Take note of these two fields, certificateProperties_nbf_t and certificateProperties_exp_t. As noted they’re currently in UTC time.
However, when we get events with “CertificateNearExpiryEventGridNotification” those fields are no longer in UTC time.
Those fields are no longer in UTC time. This was quite confusing to me and to my customer whom I was working on this for. I informed our customer that we could still alert on this at scale from Azure Monitor, but he really wanted to know how many days till expiration. So I kept at it. My friend for years and now fellow CSA Jim Reid correctly pointed out that this was the expiration date. However, I still looked at it and said nah, all times in Azure are in UTC. As we’ve been taught and told for years now. So I reached out to the Product Group (PG), who informed me that this is indeed the expiration date, but that it is in Unix time. (*stares blankly*) So I meandered over to our docs and found we actually have an entire scalar function called unixtime_seconds_todatetime().
So I plugged the function into a query and voila.
Alert and Query
With everything set I can now provide both the issue date, expiration date and calculate how many days till expire with datetime_diff().
For Certificate Expiration this is the query I came up with.
AzureDiagnostics | where OperationName =~ 'CertificateNearExpiryEventGridNotification' | extend CertExpire = unixtime_seconds_todatetime(eventGridEventProperties_data_EXP_d), CertIssue = unixtime_seconds_todatetime(eventGridEventProperties_data_NBF_d) | extend DaysTillExpire = datetime_diff("Day", CertExpire, now()) | project ResourceId, CertName = eventGridEventProperties_subject_s, DaysTillExpire, CertExpire, CertIssue
For our Alert we can set our conditions like this. Including the Dimension values for CertName(change cert name to secret name for secret alert) and DaysTill Expire. With an evaluation window of whatever you like. Though I think 1 day is sufficient and will save a tiny fractional amount on cost.
For Secret expiration just changed a few field names along with the operation name
AzureDiagnostics | where OperationName =~ 'SecretNearExpiryEventGridNotification' | extend SecretExpire = unixtime_seconds_todatetime(eventGridEventProperties_data_EXP_d), SecretIssue = unixtime_seconds_todatetime(eventGridEventProperties_data_NBF_d) | extend DaysTillExpire = datetime_diff("Day", SecretExpire, now()) | project ResourceId, SecretName = eventGridEventProperties_subject_s, DaysTillExpire, SecretExpire, SecretIssue
and our fired alert looks like this, with our included Dimension values.

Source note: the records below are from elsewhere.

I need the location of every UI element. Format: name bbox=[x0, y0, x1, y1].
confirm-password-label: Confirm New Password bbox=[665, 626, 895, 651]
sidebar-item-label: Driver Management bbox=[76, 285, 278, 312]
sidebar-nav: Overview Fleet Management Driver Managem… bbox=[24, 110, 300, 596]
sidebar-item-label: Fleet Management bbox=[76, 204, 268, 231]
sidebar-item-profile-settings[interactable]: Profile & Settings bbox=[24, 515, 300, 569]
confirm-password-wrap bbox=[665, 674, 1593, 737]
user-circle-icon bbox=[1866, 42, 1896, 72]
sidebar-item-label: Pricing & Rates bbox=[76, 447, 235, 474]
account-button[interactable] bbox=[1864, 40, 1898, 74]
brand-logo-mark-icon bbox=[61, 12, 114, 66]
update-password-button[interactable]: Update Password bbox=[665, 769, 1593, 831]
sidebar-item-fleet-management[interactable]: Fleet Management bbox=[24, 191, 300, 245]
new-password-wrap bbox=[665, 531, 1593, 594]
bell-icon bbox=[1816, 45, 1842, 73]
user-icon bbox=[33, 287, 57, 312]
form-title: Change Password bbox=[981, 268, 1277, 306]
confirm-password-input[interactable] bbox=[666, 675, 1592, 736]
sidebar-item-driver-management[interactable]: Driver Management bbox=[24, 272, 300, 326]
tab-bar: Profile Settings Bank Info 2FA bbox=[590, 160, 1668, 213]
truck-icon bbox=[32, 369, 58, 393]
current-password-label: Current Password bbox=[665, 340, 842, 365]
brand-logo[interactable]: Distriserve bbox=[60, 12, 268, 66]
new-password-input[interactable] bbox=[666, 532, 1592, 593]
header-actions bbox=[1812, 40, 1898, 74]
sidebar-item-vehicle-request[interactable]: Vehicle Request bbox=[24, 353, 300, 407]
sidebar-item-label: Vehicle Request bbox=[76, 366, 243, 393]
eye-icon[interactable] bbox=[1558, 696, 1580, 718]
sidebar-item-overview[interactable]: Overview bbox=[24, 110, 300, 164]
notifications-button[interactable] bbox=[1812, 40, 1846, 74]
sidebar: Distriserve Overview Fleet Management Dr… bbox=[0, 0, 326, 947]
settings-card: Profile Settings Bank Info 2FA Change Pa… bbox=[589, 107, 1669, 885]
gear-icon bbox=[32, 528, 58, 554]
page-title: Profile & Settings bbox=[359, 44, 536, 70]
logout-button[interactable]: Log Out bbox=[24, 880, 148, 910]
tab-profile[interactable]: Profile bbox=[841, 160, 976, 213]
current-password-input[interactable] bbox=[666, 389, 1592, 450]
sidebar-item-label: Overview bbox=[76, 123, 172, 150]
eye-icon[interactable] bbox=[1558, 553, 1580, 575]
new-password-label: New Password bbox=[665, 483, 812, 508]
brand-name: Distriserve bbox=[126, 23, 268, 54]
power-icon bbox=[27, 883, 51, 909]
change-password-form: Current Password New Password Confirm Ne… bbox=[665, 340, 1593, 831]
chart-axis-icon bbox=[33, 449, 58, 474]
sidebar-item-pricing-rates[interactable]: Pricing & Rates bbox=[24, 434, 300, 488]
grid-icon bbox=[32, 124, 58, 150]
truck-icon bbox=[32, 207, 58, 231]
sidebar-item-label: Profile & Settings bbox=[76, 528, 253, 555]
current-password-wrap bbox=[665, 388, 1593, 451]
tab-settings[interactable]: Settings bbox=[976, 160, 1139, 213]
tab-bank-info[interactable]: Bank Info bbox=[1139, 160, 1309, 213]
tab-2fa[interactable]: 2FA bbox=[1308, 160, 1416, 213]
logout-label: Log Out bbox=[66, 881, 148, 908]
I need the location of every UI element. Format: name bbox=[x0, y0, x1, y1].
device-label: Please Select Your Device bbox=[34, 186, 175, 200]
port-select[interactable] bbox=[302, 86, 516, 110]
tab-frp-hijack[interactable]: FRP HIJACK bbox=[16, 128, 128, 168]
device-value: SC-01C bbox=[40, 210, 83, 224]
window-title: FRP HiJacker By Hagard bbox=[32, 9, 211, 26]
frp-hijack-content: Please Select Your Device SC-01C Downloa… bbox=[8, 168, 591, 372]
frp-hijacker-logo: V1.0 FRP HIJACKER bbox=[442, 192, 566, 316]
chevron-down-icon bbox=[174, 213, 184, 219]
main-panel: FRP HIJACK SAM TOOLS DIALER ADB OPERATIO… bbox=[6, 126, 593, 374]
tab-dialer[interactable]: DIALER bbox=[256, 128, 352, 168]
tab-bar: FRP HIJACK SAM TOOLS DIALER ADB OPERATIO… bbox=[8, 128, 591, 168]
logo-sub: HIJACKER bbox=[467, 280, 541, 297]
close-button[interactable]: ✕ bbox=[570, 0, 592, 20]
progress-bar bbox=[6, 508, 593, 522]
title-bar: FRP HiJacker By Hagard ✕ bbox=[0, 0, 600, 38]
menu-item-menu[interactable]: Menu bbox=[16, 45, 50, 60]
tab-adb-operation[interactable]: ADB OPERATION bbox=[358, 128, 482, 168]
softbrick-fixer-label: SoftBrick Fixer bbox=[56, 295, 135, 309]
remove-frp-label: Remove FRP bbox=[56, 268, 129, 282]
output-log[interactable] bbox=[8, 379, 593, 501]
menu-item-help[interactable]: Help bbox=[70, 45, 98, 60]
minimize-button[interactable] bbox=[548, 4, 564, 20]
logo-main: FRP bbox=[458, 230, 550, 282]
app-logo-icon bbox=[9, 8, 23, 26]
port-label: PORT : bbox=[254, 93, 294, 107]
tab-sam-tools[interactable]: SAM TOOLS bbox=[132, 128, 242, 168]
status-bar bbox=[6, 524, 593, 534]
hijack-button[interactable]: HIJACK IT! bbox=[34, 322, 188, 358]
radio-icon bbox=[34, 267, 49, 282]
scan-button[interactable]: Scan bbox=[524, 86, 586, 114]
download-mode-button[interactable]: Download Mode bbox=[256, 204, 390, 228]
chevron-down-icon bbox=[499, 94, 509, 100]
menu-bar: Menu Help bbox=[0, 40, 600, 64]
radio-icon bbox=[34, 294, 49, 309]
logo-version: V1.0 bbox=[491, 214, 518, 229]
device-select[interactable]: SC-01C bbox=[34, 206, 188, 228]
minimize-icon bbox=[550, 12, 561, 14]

With our Azure Monitor Action Groups we can simultaneously send an Email/SMS/Push. As well as with send to a LogicApp, Azure Function, Azure Automation Runbook, Event Hub, Webhook and Secure Webhook.
One last note, we can also alert on actual expired Secrets and Certs with the operation name(s): CertificateExpiredEventGridNotification, SecretExpiredEventGridNotification.
Now with the power of Azure Monitor, Log Analytics and Azure Policy we can now configure at scale notifications. As well as actions for our Key Vault Secret and Certificate expiry. While also centralizing our logging data for both auditing and reporting purposes.